Montréal se divise en deux clans présentement : ceux qui sont soulagés et heureux du départ de Michael Cammalleri, et ceux qui sont en colère.
Une grande analyse de l’échange survenu, de manière avouons-le peu conventionnelle, jeudi dernier, n’a pas sa place. L’équipe qui en aura obtenu le meilleur sera déterminée dans quelques années, sans plus.
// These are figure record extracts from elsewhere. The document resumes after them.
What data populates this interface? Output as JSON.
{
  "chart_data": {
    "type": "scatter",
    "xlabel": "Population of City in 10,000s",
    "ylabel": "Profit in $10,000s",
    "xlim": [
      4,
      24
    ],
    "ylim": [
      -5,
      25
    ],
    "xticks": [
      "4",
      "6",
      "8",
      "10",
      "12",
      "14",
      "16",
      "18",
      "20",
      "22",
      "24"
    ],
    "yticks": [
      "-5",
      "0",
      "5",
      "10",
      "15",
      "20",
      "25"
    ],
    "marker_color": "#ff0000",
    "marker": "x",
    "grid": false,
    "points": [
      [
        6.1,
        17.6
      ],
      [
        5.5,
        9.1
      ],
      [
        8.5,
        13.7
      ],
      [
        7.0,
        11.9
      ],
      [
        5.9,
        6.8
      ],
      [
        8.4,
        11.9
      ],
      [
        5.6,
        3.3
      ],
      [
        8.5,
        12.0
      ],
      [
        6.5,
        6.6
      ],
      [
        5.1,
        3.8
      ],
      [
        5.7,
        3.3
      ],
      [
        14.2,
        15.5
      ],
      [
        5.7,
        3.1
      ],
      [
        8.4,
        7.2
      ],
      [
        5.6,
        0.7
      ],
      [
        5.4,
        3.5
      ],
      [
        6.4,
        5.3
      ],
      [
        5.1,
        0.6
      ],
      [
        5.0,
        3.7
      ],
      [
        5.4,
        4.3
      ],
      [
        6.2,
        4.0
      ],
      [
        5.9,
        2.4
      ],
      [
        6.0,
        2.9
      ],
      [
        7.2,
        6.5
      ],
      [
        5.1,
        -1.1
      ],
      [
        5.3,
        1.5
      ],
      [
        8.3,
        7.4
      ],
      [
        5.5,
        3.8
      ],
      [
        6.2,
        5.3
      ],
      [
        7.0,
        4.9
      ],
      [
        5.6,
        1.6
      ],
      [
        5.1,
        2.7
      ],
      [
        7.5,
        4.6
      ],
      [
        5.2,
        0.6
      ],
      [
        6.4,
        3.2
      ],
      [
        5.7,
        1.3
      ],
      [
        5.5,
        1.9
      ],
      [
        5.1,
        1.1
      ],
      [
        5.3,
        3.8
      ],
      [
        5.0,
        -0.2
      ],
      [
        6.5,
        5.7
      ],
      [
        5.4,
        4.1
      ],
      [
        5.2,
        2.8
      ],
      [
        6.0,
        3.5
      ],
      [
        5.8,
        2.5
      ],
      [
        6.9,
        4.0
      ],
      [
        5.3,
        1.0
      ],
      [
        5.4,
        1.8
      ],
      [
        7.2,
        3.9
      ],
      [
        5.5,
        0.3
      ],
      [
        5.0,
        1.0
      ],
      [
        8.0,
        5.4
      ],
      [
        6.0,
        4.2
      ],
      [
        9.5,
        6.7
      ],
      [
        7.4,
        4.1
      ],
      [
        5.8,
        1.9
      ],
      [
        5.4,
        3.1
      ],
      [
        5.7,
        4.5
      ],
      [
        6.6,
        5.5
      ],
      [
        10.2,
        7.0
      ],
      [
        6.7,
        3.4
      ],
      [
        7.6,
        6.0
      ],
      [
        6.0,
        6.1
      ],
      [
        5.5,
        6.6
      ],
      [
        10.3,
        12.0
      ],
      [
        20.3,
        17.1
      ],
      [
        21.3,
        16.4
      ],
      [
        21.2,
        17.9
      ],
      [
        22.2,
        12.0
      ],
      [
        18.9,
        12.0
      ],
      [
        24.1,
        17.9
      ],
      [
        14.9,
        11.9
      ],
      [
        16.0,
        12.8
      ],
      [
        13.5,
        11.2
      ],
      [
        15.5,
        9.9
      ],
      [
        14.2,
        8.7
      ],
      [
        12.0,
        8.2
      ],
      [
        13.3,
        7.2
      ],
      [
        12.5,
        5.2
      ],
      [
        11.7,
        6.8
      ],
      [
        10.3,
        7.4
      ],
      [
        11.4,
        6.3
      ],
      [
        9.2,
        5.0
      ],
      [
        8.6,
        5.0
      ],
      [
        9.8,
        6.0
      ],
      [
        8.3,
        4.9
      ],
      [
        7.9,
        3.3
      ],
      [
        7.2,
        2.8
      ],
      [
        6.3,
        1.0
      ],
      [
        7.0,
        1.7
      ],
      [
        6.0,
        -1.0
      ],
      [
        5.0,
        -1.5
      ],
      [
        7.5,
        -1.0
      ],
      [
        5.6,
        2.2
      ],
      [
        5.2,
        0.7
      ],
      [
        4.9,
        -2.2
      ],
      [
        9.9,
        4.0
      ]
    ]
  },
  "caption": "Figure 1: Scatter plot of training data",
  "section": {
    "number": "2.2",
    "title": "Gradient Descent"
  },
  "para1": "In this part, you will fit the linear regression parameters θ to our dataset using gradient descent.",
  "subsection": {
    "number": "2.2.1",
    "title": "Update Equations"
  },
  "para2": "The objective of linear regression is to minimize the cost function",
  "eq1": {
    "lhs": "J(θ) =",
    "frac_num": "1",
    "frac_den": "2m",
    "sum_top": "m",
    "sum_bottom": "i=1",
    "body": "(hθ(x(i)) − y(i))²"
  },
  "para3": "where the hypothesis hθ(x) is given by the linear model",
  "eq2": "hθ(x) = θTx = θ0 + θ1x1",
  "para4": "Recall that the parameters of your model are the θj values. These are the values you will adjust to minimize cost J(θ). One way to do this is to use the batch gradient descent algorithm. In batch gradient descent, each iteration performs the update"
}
S’il est incontestable que l’ancien numéro 13 possède un talent énorme, et qu’il est un joueur de série, son caractère n’est pas à négliger. Il était reconnu à travers la ligue entière que l’attaquant possédait un grand égo, on le savait à Calgary, à L.A aussi. Ces propos qui en ont choqué plus d’un étaient véridiques de la situation présente chez le Canadien, l’erreur qu’il a faite, comme mentionnée dans un article précédent, est de ne pas s’être inclus dans les déboires de l’équipe.
À la suite de la transaction impliquant deux problèmes, Cammalleri et Bourque, Monsieur Pierre Gauthier s’est empressé d’affirmer que les propos tenus par le joueur n’avaient aucun lien avec cet échange, que les deux équipes discutaient déjà depuis belle lurette. Jay Feaster, directeur général des Flames, a corroboré ses dires à l’exception qu’il croyait les discussions interrompues suite à la suspension de 5 matchs décernés à Bourque.
Si les discussions étaient déjà présentes, ne nous le cachons pas, les propos enflammés de l’athlète ont grandement aidé à conclure l’affaire. Oui, Gauthier aurait pu faire monter les enchères, mais aussi prendre le risque qu’une blessure entre en ligne de compte. Paul Holmgren , directeur général des Flyers, s’est mêlé du dossier, en affirmant qu’il n’avait jamais été mis au courant de la disponibilité de l’attaquant. Quelques autres directeurs confirmant la chose, n’oublions pas que Michael Cammalleri dispose d’une clause à son contrat qui lui permet de dresser la liste de 7 équipes à qui, il ne veut pas être échangé. Ce qui expliquerait tout cela.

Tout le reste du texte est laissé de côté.